卑劣な謀略により命を落としたCIAの工作員、アル・シモンズは家族を守る為に、魔界の王と契約を交わし「スポーン」へと生まれ変わる。しかし、魔界から甦った彼が降り立ったのは、自分の死から5年後の世界。愛すべき家族は、既に新しい人生を歩み始めており、自分が立ち入る隙はそこにない。スポーンは絶望を抱えながらも、過酷な闘いへと身を投じていくのであった……。
実に暗く、ハードなストーリーが物語の本筋で、劇中には残酷な場面や陰惨な展開も多く、こちらもアメコミ界の「ダークヒーロー」の代表格としてファンに知られています。
奇抜でダークでありながらスタイリッシュなデザインが受け、人気ヒーローとなったスポーン。
1997年には、現在のアメコミ映画全盛を先駆けるかの如く、実写映画も制作されており、サウンドトラック盤には、有名メタルミュージシャンとテクノアーティストがコラボする形で楽曲を提供。ロックファンを中心にサントラ盤もヒットとなり、様々な面で話題を振りまいた作品でした。
仮面ライダースナイプ(『仮面ライダーエグゼイド』)
"ちょいワル"ならば、日本の特撮ヒーローも負けていません。
特に『仮面ライダー』シリーズは、『クウガ』からスタートした平成ライダーシリーズにおいて、"アンチヒーロー"を体現するかのような斬新なヒーロー像を次々に生み出してきました。
そんなライダーたちの中から、筆者が一推ししたいのが、『仮面ライダーエグゼイド』に登場した仮面ライダースナイプです。
「ゲーム」と「医療ドラマ」というふたつの要素をドラマの軸に据えた本作において、ガンシューティングをモチーフとした射撃系のライダーで、医師免許を持たない"闇医者"の花家大我が変身します。
『仮面ライダーエグゼイド』はストーリーの序盤において、主役であるライダー同士の関係が非常にギスギスしており、常に緊張感が漂っているのですが、中でも大我の協調性のなさは突き抜けており、度々他のライダーたちとの間に諍いを呼び込みます。
また、好戦的な性格で、言葉遣いも悪く、自身の目的の為ならば他者に対して過激な強硬姿勢を見せることも。荒っぽく、かつ冷徹で、人間性が見えないヒーローなのです。
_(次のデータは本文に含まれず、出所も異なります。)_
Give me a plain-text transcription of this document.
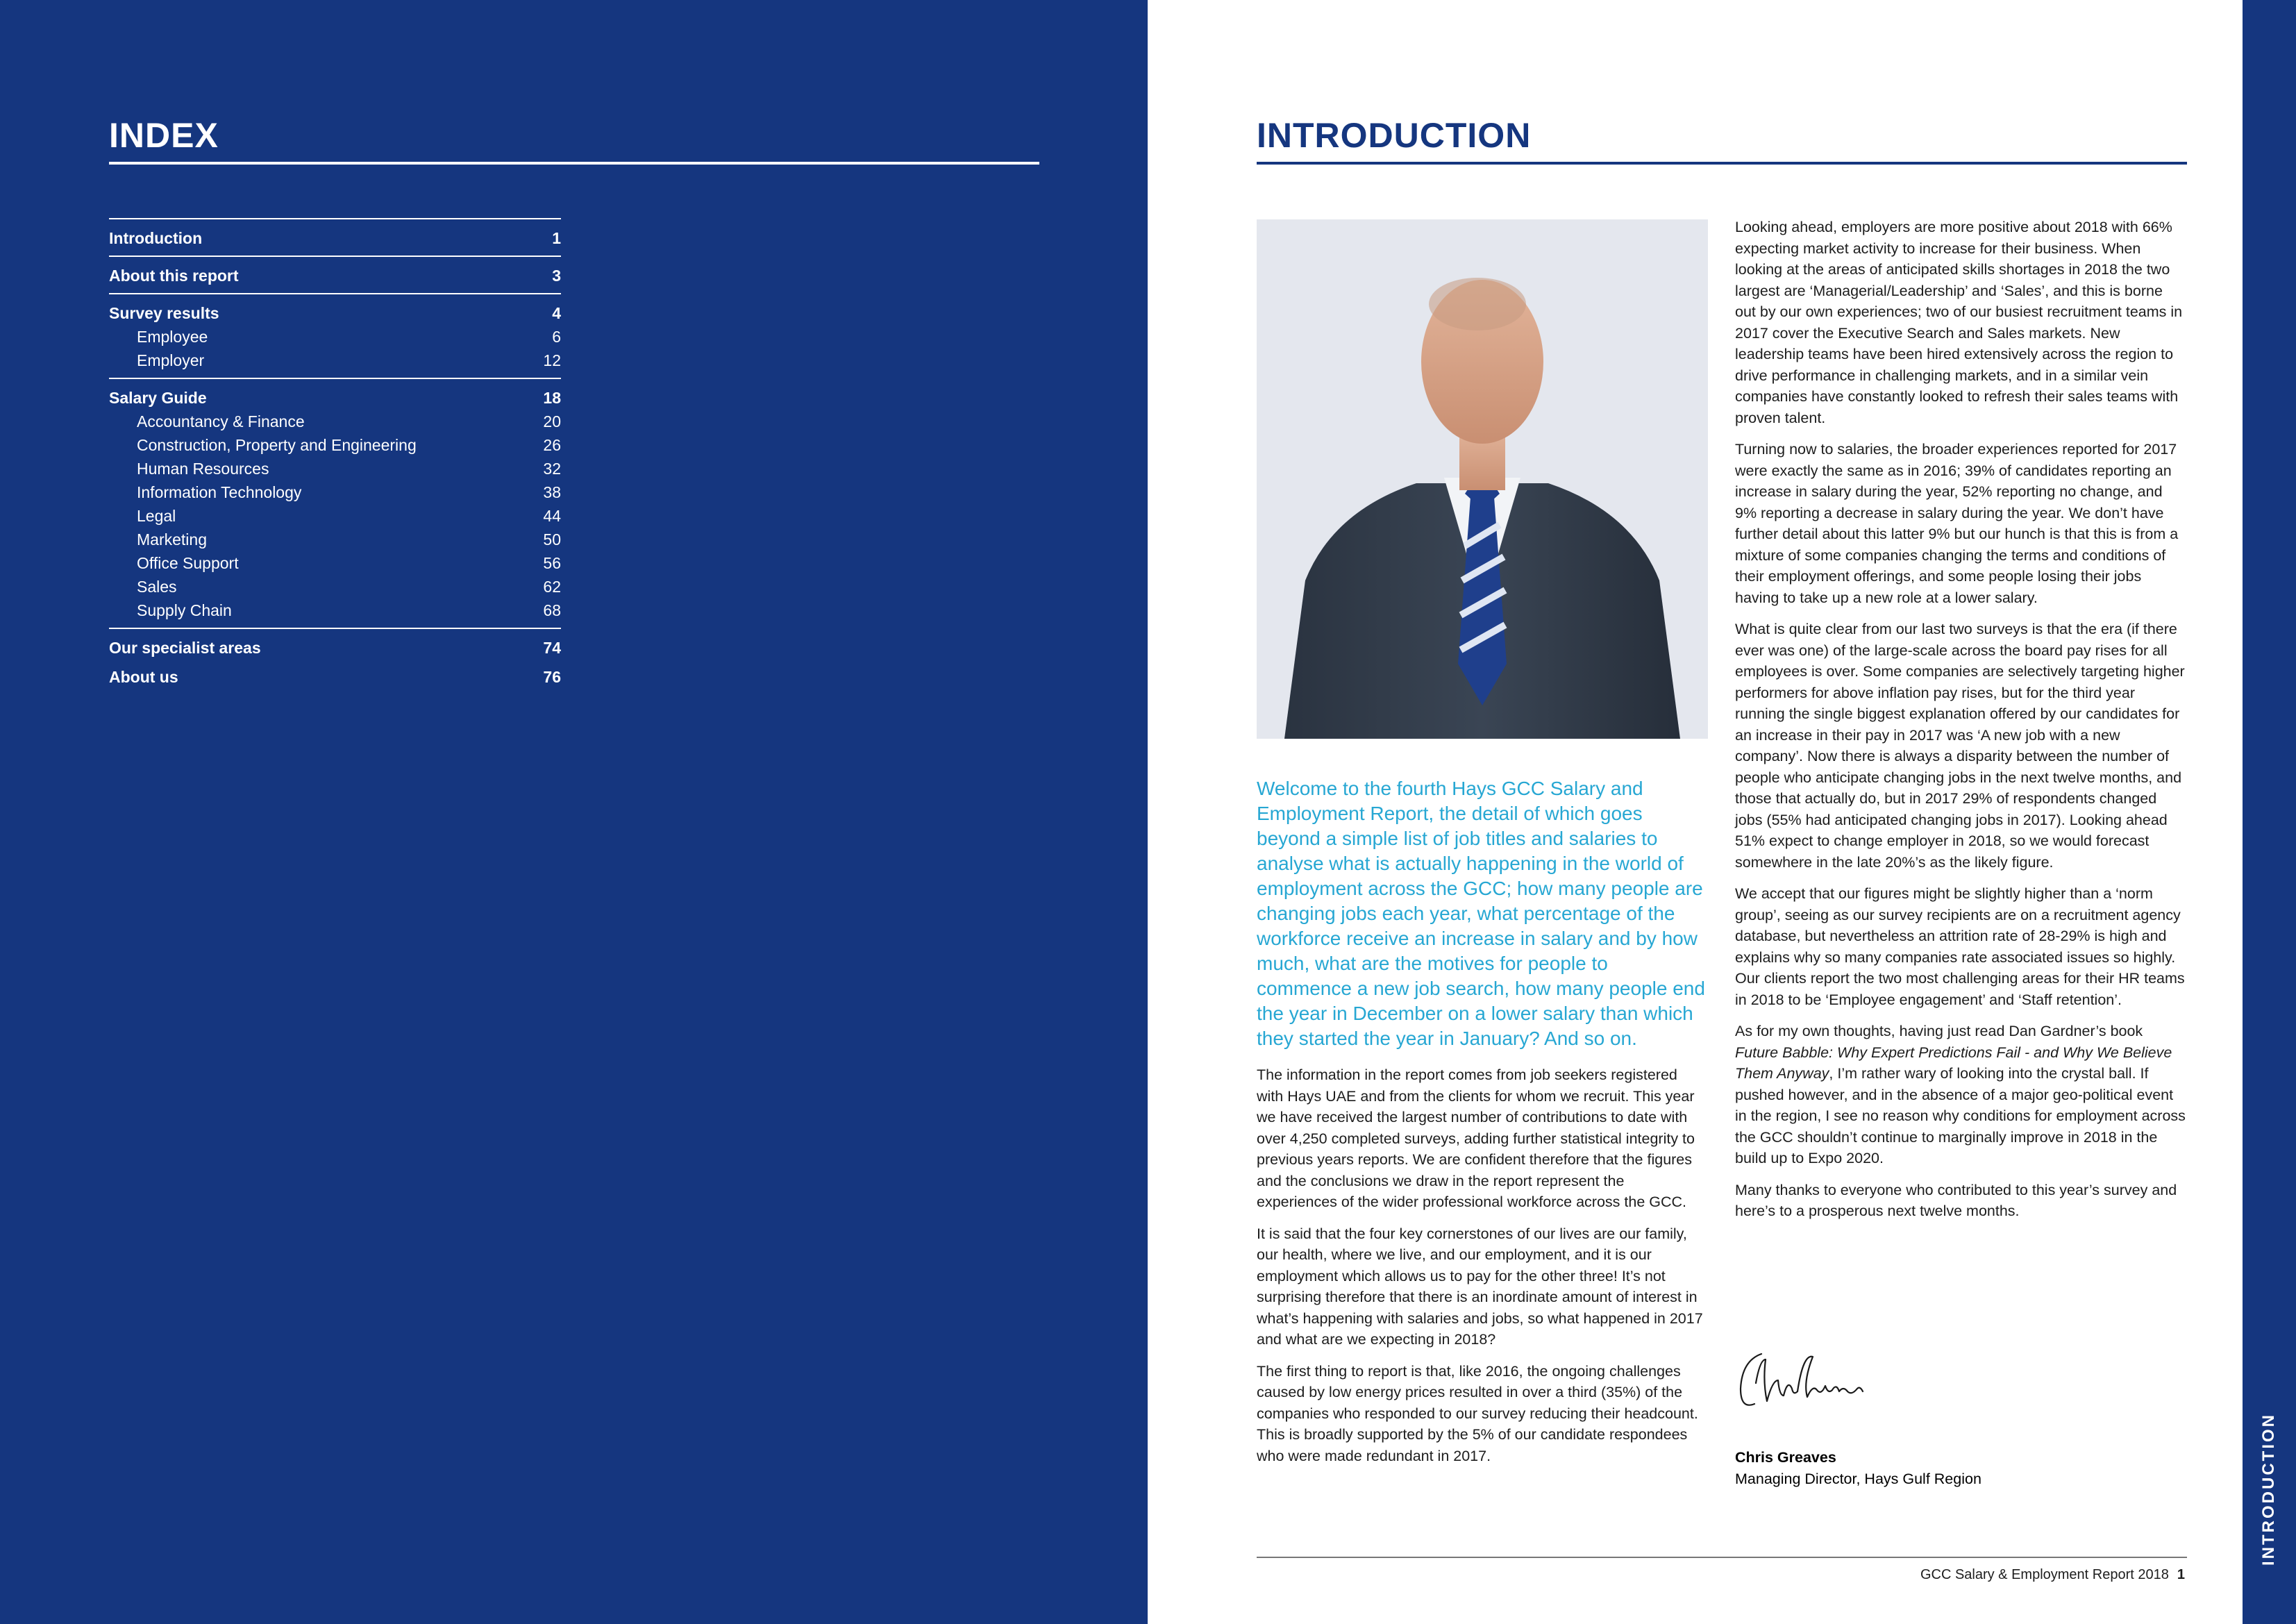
INDEX
Introduction	1
About this report	3
Survey results	4
Employee	6
Employer	12
Salary Guide	18
Accountancy & Finance	20
Construction, Property and Engineering	26
Human Resources	32
Information Technology	38
Legal	44
Marketing	50
Office Support	56
Sales	62
Supply Chain	68
Our specialist areas	74
About us	76
INTRODUCTION

Welcome to the fourth Hays GCC Salary and Employment Report, the detail of which goes beyond a simple list of job titles and salaries to analyse what is actually happening in the world of employment across the GCC; how many people are changing jobs each year, what percentage of the workforce receive an increase in salary and by how much, what are the motives for people to commence a new job search, how many people end the year in December on a lower salary than which they started the year in January? And so on.

The information in the report comes from job seekers registered with Hays UAE and from the clients for whom we recruit. This year we have received the largest number of contributions to date with over 4,250 completed surveys, adding further statistical integrity to previous years reports. We are confident therefore that the figures and the conclusions we draw in the report represent the experiences of the wider professional workforce across the GCC.

It is said that the four key cornerstones of our lives are our family, our health, where we live, and our employment, and it is our employment which allows us to pay for the other three! It’s not surprising therefore that there is an inordinate amount of interest in what’s happening with salaries and jobs, so what happened in 2017 and what are we expecting in 2018?

The first thing to report is that, like 2016, the ongoing challenges caused by low energy prices resulted in over a third (35%) of the companies who responded to our survey reducing their headcount. This is broadly supported by the 5% of our candidate respondees who were made redundant in 2017.

Looking ahead, employers are more positive about 2018 with 66% expecting market activity to increase for their business. When looking at the areas of anticipated skills shortages in 2018 the two largest are ‘Managerial/Leadership’ and ‘Sales’, and this is borne out by our own experiences; two of our busiest recruitment teams in 2017 cover the Executive Search and Sales markets. New leadership teams have been hired extensively across the region to drive performance in challenging markets, and in a similar vein companies have constantly looked to refresh their sales teams with proven talent.

Turning now to salaries, the broader experiences reported for 2017 were exactly the same as in 2016; 39% of candidates reporting an increase in salary during the year, 52% reporting no change, and 9% reporting a decrease in salary during the year. We don’t have further detail about this latter 9% but our hunch is that this is from a mixture of some companies changing the terms and conditions of their employment offerings, and some people losing their jobs having to take up a new role at a lower salary.

What is quite clear from our last two surveys is that the era (if there ever was one) of the large-scale across the board pay rises for all employees is over. Some companies are selectively targeting higher performers for above inflation pay rises, but for the third year running the single biggest explanation offered by our candidates for an increase in their pay in 2017 was ‘A new job with a new company’. Now there is always a disparity between the number of people who anticipate changing jobs in the next twelve months, and those that actually do, but in 2017 29% of respondents changed jobs (55% had anticipated changing jobs in 2017). Looking ahead 51% expect to change employer in 2018, so we would forecast somewhere in the late 20%’s as the likely figure.

We accept that our figures might be slightly higher than a ‘norm group’, seeing as our survey recipients are on a recruitment agency database, but nevertheless an attrition rate of 28-29% is high and explains why so many companies rate associated issues so highly. Our clients report the two most challenging areas for their HR teams in 2018 to be ‘Employee engagement’ and ‘Staff retention’.

As for my own thoughts, having just read Dan Gardner’s book Future Babble: Why Expert Predictions Fail - and Why We Believe Them Anyway, I’m rather wary of looking into the crystal ball. If pushed however, and in the absence of a major geo-political event in the region, I see no reason why conditions for employment across the GCC shouldn’t continue to marginally improve in 2018 in the build up to Expo 2020.

Many thanks to everyone who contributed to this year’s survey and here’s to a prosperous next twelve months.

Chris Greaves
Managing Director, Hays Gulf Region
GCC Salary & Employment Report 2018 1
INTRODUCTION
しかしながら、大我が共闘を拒み続けるのは、ある重要な事情を抱えているが故であり、ドラマが進むにつれて、その重い過去が徐々に明らかになっていきます。
ストーリーの中盤から登場し、良きパートナーとなる西馬ニコとの交流や、周囲との和解を通して、徐々に人間性を取り戻し、自身と周囲との壁を壊していく大我。そのヒューマンドラマも、『仮面ライダーエグゼイド』の大きな見どころです。